The rare policy divergence between the two came on a question about whether they’d support using county funds to help build the oft-discussed Rosslyn-Georgetown gondola.
De Ferranti, a lawyer and Democratic activist who’s racked up endorsements from a whole host of elected leaders, adopted the more cautious stance of other county officials and suggested that he’s “fairly wary of moving forward” with the project.
By contrast, Choun — a cybersecurity professional and U.S. Army reservist — borrowed a phrase from the ARLnow comment section to declare: “Gondola now!”
“I know it sounds silly, but I don’t think we should just write it off,” Choun said. “I don’t think there’s any harm to continue exploring this proposal.”
Choun pointed to previous studies of the project suggesting that it could ease the connection between Rosslyn and Georgetown by helping people bypass the Key Bridge, adding that the gondola could also increase access to the Rosslyn Metro station for Georgetown residents.
Yet de Ferranti said he’d much rather support Metro more directly via continued county’s financial support of the troubled transit system. He also noted that many local officials fear that Virginia’s recent deal to provide dedicated annual funding to Metro could pull badly needed money away from regional road projects.
“We have to preserve our existing bus routes and the transportation we have now,” de Ferranti said. “I just don’t think now is the right moment for us to get the gondola.”
But neither Choun nor de Ferranti will get a chance to weigh in on the issue at the board level if they fail to best Vihstadt, who became the first non-Democrat to win a seat on the County Board in 15 years back in 2014, and both candidates argued forcefully that they can topple the incumbent.
Choun attacked Vihstadt for, allegedly, being reflexively against growth and development in the county.
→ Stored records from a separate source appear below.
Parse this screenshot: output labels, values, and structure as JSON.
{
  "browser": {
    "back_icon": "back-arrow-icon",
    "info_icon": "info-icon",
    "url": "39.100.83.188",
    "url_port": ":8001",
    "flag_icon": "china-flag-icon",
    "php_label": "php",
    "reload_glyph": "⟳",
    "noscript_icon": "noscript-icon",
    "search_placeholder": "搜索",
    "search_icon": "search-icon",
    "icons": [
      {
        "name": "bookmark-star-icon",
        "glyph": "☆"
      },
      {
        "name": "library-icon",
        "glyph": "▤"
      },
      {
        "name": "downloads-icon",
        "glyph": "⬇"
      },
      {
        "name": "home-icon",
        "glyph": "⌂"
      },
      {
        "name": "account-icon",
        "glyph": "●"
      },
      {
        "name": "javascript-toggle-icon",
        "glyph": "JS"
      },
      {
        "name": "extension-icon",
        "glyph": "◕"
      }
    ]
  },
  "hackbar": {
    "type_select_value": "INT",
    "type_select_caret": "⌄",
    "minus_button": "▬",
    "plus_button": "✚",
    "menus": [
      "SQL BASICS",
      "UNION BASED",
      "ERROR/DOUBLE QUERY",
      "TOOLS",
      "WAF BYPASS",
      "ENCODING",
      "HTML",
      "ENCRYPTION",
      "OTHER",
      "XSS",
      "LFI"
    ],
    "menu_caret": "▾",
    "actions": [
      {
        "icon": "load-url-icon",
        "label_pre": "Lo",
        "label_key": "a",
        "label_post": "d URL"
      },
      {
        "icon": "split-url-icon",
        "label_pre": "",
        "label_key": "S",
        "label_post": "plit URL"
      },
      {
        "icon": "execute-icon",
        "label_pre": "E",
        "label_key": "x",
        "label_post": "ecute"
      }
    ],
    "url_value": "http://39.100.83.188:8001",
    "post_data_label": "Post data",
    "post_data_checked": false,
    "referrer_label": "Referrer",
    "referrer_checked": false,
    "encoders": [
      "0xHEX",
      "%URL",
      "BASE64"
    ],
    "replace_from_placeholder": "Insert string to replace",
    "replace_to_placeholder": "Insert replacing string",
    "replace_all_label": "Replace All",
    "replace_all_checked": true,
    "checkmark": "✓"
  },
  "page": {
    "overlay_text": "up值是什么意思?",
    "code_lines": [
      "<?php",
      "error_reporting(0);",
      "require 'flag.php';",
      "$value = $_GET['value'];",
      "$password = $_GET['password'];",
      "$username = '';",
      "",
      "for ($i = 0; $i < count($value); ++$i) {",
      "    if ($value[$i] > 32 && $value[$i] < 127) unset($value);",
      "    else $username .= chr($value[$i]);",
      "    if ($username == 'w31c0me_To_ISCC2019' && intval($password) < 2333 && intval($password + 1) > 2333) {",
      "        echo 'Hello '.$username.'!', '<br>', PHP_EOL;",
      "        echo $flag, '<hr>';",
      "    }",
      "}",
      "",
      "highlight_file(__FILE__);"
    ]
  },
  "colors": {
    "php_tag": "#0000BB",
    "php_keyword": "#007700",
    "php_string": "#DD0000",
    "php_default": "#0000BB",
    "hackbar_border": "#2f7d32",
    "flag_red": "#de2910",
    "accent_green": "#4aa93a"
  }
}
De Ferranti said Vihstadt is so concerned with the idea of “fiscal restraint” that he’s opposed needed investments across the county.
Choun and de Ferranti differed on how they’d go about beating Vihstadt, who won with an unusual political coalition stretching from the county’s GOP to its Green Party.
“We need to acknowledge: this is a decent person,” de Ferranti said. “We have to relate and then persuade.”
De Ferranti leaned on his experience in county politics to suggest that he has the background to persuade Vihstadt’s backers, frequently pointing to his work on a variety of county advisory committees and with other Arlington leaders to demonstrate his community credentials.
“I’ll be detailed and I’ll be relentless,” de Ferranti said. “We need to return to our roots here.”
Choun, however, suggested he could bring more of an outsider’s perspective to the race. He conceded that he doesn’t have any endorsements and that his decision to jump into the primary “might have rubbed people the wrong way,” but he expects his unique perspective as a first-generation Cambodian immigrant will help him draw a stark contrast in the general election.
“We’re a diverse county now, so we need someone who can relate to the most people,” Choun said. “People want to see someone who is offering and calling for a change.”
Voters will pick the Democratic nominee on June 12. Arlington Republicans will decide whether they’ll run a candidate by May 23; Heitham Ghariani, an IT worker at the federal Office of the Comptroller of the Currency, has also filed to run as an independent.